BMCR 2004.07.25

Rome and the Barbarians, 100 B.C. – A.D. 400

, Rome and the Barbarians, 100 B.C.-A.D. 400. Ancient society and history. Baltimore: Johns Hopkins University Press, 2003. xiv, 461 pages : illustrations, maps ; 23 cm.. ISBN 0801873061. $49.95.

It is always an event when, after years of work in the scholarly trenches, a prolific author produces a work of synthesis and reflection on his or her field. Burns has been writing and teaching about barbarians and Romans for a quarter of a century. The present volume speaks of careful maturation in the lecture hall, both in the way ideas are shaped and in the topics considered. Those who teach the same subjects as does Burns will be struck throughout by the aptness with which complicated historical changes, derived in all their laborious detail from works of primary scholarship, are here conveyed with pith and vigour. Anyone who has struggled to convey to a class the manifold ways in which the establishment of a legionary fortress revolutionized the life of a region will envy Burns’ pedagogical fluency.

The book begins with two chapters that consider the general problem of Roman-barbarian relations, their titles sufficient to convey their contents: ‘Sometimes Bitter Friends’ and ‘Recognition, Confrontation and Coexistence’. Burns goes on to a long chapter on Caesar’s Gallic wars, then turns to ‘The Early Empire and the Barbarians: An Overview’. A primarily archaeological chapter on ‘Perspectives from Pannonia’ follows, while a pair of chapters on barbarians in the third-century crisis and barbarians in the later empire conclude the book and together occupy more than a third of it.

Despite the generic use of barbarian in the title, it is explicitly the Rhine-Danube frontier that most concerns Burns, and the collective ‘Germans’ and ‘Germanic’ do regrettably crop up to describe one or another variety of barbarian that no Roman would have regarded as German. Despite this, the nature of the northern barbarians is handled soundly throughout: the tiresome focus on ethnicity that obtains when early medievalists turn to Roman-era barbarians is mercifully absent. Indeed the decision to begin extensive discussion of literary evidence with Caesar, and to relegate the Germania to a few dismissive pages, demonstrates the conceptual integrity of a volume which implicitly argues that what we can study meaningfully is the continuity or change of Roman and barbarian behaviours, not barbarian peoples, tribes, or Traditionskernen.

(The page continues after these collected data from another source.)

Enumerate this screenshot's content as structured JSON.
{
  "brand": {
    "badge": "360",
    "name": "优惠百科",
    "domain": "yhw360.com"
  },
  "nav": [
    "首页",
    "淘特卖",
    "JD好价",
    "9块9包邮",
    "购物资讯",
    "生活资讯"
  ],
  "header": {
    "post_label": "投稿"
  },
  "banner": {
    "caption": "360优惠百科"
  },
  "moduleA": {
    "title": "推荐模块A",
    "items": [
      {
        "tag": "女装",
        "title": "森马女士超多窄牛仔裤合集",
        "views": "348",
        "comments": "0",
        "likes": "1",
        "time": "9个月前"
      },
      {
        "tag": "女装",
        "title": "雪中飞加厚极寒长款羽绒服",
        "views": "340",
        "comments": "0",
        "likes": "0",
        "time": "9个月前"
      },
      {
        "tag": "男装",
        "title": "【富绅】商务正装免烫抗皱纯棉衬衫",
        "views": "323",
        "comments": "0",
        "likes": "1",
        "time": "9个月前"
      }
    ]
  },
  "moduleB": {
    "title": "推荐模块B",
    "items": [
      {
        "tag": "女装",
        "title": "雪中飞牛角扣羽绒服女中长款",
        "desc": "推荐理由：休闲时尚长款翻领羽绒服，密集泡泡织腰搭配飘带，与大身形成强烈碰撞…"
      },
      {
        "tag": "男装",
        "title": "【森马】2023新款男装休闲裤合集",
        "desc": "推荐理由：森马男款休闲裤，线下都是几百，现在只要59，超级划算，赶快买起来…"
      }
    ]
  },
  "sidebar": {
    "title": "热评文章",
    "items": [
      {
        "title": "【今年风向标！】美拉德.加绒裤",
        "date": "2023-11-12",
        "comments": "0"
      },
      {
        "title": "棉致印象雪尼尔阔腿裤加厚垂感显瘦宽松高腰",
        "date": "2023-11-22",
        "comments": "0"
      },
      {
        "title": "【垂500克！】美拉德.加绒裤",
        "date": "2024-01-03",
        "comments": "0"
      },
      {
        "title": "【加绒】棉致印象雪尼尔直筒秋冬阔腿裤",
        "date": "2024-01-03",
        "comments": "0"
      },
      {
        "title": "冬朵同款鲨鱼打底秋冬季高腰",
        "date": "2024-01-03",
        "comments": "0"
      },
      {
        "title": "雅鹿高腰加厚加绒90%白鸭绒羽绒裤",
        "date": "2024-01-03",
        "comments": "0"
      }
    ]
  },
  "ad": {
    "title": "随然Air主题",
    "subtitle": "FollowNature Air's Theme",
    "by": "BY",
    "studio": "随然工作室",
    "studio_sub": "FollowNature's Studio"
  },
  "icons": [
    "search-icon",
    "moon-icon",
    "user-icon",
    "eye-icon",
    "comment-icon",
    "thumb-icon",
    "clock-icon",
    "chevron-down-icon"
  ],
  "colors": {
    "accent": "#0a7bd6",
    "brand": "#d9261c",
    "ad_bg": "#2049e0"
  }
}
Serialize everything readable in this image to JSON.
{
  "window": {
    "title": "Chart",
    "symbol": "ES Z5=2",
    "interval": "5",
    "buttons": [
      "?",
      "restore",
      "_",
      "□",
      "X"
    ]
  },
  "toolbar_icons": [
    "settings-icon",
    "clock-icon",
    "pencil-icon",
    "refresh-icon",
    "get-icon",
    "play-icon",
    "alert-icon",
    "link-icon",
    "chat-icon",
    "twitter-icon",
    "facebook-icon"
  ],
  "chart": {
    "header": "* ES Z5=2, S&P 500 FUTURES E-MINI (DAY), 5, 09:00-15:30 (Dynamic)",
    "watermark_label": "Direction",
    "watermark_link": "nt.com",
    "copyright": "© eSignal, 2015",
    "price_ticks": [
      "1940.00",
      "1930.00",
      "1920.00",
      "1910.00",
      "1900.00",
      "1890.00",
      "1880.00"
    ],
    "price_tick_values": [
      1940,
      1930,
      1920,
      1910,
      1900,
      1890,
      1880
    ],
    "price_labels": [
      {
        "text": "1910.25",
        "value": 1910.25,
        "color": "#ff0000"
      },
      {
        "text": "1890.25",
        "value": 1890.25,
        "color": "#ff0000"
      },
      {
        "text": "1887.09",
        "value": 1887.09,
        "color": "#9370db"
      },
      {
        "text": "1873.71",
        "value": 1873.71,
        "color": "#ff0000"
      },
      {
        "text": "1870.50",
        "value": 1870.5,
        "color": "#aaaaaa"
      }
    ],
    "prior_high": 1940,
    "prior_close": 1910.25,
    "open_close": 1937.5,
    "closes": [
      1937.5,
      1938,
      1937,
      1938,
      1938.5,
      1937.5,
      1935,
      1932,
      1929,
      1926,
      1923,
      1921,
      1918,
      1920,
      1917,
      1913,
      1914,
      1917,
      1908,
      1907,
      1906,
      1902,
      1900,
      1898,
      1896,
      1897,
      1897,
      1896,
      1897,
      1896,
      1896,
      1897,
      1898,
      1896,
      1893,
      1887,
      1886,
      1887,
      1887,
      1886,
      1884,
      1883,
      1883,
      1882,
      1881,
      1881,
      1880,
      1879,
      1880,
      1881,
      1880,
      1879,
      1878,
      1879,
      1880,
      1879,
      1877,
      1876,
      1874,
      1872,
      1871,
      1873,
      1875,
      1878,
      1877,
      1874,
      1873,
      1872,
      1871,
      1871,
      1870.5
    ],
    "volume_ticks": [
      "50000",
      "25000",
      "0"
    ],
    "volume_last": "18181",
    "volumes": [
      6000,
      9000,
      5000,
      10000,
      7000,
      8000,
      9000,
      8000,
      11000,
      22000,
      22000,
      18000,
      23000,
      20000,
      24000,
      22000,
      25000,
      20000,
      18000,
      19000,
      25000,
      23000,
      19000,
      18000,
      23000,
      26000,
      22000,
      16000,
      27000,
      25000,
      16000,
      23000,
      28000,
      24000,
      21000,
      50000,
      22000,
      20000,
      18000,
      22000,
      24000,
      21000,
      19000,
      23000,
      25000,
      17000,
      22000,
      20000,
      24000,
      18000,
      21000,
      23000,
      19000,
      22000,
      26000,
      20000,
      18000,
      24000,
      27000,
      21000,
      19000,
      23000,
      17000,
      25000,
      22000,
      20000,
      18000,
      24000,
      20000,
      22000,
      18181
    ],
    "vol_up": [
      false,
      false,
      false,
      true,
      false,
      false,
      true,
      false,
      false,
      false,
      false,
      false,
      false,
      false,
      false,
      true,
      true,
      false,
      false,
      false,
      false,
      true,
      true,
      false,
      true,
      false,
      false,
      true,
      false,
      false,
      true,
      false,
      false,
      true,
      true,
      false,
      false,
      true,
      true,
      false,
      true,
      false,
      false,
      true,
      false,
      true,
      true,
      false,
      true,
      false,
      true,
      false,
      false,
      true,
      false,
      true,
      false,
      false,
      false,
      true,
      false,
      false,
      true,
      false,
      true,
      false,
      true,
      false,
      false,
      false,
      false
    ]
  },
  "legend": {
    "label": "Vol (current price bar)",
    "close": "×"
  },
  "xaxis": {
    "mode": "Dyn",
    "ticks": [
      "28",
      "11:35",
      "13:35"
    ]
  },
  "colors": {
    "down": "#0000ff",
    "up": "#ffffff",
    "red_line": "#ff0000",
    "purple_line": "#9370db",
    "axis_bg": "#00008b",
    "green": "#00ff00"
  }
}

The book as a whole is characterized by the same sort of conceptual soundness. Burns is right to emphasize that the slowness with which Roman government became territorialized is key to understanding evolving relations with the barbarians during the principate (strangely, by using the third-century coinage barbaricum for much earlier periods, he ascribes a greater territoriality to the non-Roman world than to the provinces). His focus on the importance of personal patronage in developing paradigms of interaction is likewise very sensible. On the third century, Burns is surely correct to stress that the northern barbarians were a tertiary factor in imperial instability, trailing well behind usurpation and hostilities with Persia. That in the last half of the third century a full generation on both sides of the frontiers grew up without the benefit of traditional economic interdependence is a significant insight, and one that helps make sense of events on the frontier in the tetrarchic and Constantinian periods. An important theme running through the book is the environmental impact of Roman conquest, Roman government, or indeed its absence. This theme brings forth evocative comparisons and illustrations that clearly came from the classroom and are well worth borrowing.

The book’s great defect, and one that will make it a menace in the hands of students, is the copy-editing. This can only have been the work of a singularly puzzled computer program. Simple slips are everywhere, ‘lightening’ for ‘lightning’, ‘ascension’ for ‘accession’, ‘merger’ for ‘meagre’, ‘where’ for ‘were’ and many, many more. Others sow real confusion — ‘diseased’ for ‘deceased’, ‘prerequisites’ for ‘perquisites’, ‘invisibility’ for ‘invincibility’, ‘stratographic’ for ‘stratigraphic’, ‘censor’ for ‘censer’. Roman names and English calques on Latin words, are particularly prone to disfigurement: Antonius Pius for Antoninus, Salonius for Gallienus’ son Saloninus, Innonentius for Innocentius, vexallations from vexillations, Seutonius, Velleius Patercullus, etc. Modern toponyms fare little better: Petonell for Petronell, Slovena for Slovenia, Drobrudja for Dobrudja. Latin titles are unstable (the Historia Augustae, Orbis Romana), and the grammatical number of oppida and Alamanni is quite various. Factual slips are not absent: the Social War did not take place ‘early in the reign of Sulla’, AD68 was not the year of four emperors, Attila’s sons, not his brothers, went to war upon his death, and errors in the nomenclature of Republican gentes sometimes make it quite impossible to know which Aemilius or Scipio is being credited with what action.

For all that, this remains a substantial work of synthsesis. Its roots are in the classroom and its strengths lie there as well. Anyone who teaches barbarian history to undergraduates will come away from it with new ideas about how to do so.